When homeowners receive the lawsuit paperwork in the mail or posted on their property indicating the bank is beginning the legal action of foreclosure, their most common reactions seem to be either to call the bank and desperately try to work something out, or simply avoid the problem for as long as possible. In any case, they usually have no idea how to file an answer to the complaint and little money to hire an attorney to help them defend their home.
But borrowers can file an answer to the bank’s complaint on their own with just a little bit of research into how the courts work and some of the applicable law terms. Much of the legal process is designed to be as confusingly complex as possible, with one trap to fall into after another. But homeowners can still use the system to their own advantage, even without having to hire a lawyer (although this is recommended just to make sure the paperwork is filled out correctly and filed in the correct manner).
When it is time to file the answer to the foreclosure lawsuit, the actual answer has three major parts to it and a fourth part that is used if applicable. The first is a statement denying or admitting each of the allegations the bank makes in its complaint on a line-by-line basis. These statements can be reasonably short and to the point, referring back to the initial complaint paperwork. For example, the borrowers may state that, “Defendant denies the allegation contained in Paragraph 4 of the complaint,” and have stated their position succinctly enough.
The second major part of the answer is defenses the homeowners are relying upon to make their claim that the bank should not have brought the lawsuit into court to begin with and why the allegations made in the complaint are simply wrong. These do not have to be long, drawn-out defenses using hundreds of words; rather, they should be made as plainly and clearly as possible. The discovery process and trial will provide opportunities to obtain more evidence and present more detailed arguments.

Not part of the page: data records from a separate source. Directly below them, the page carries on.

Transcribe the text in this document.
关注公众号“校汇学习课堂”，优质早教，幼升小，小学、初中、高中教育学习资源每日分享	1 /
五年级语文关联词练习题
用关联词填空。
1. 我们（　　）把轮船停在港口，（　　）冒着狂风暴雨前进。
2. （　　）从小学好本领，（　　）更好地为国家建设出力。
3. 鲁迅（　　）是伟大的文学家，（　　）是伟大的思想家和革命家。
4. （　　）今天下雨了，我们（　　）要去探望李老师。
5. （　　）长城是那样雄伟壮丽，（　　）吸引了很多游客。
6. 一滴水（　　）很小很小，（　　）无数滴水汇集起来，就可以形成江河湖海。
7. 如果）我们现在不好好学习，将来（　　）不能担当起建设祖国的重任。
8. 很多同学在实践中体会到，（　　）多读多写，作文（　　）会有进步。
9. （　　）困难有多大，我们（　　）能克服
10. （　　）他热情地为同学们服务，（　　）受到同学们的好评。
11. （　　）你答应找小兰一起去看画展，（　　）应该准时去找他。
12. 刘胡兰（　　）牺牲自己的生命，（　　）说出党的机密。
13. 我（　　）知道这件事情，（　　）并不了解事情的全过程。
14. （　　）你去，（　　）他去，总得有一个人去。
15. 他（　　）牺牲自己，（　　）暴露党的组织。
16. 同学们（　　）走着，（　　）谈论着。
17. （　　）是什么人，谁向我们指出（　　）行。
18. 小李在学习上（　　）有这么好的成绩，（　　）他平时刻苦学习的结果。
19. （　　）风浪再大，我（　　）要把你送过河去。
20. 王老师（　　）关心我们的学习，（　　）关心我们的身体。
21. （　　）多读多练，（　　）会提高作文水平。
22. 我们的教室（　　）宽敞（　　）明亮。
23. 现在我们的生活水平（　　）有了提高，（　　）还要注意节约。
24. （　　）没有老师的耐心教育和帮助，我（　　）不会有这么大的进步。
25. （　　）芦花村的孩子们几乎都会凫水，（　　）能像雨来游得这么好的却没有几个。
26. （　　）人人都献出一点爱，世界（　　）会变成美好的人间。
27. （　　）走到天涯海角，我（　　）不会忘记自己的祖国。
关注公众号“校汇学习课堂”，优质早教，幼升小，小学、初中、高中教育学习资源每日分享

The final major part of the answer is affirmative defenses the borrowers raise. These are effectively “Yes, but” statements, in which the lender may not be wrong in bringing the lawsuit, but judgment should not be awarded to the bank anyway. These can typically include procedural violations, notice violations, and violations of federal or state laws that required the lender to complete some task before it is able to sue. Instances of mortgage servicing fraud, like forced insurance or escrow account misuse, may also be defended here, because the foreclosure may look valid on its face but still be a result of mortgage lender misconduct, rather than the borrower’s default of the terms of the loan.
Homeowners may also include any counter claims in their answer to the lawsuit. These are like little lawsuits made back against the lender with the borrowers requesting relief from the courts for the damages they have suffered at the hands of the bank. It is important to note that any counter claims must be made in the answer itself, rather than be filed later on after the lawsuit has ended. If a lawsuit is brought later on that could have been included as counter claims in the original foreclosure, it will likely be dismissed as violating the rules of civil procedure.
Simply knowing how the courts work and how to file an answer to a complaint will not stop foreclosure entirely, and certainly not every family that has defended its home in court has had an easy time of winning its case. But this tactic, if nothing else, can delay the foreclosure for a long period of time, giving borrowers more opportunities to work out a long term solution or force the bank to negotiate. Filing an answer to the complaint will not guarantee victory, but doing it correctly can put the lender on notice that the homeowners are not willing to go down without a fight and a reasonable solution.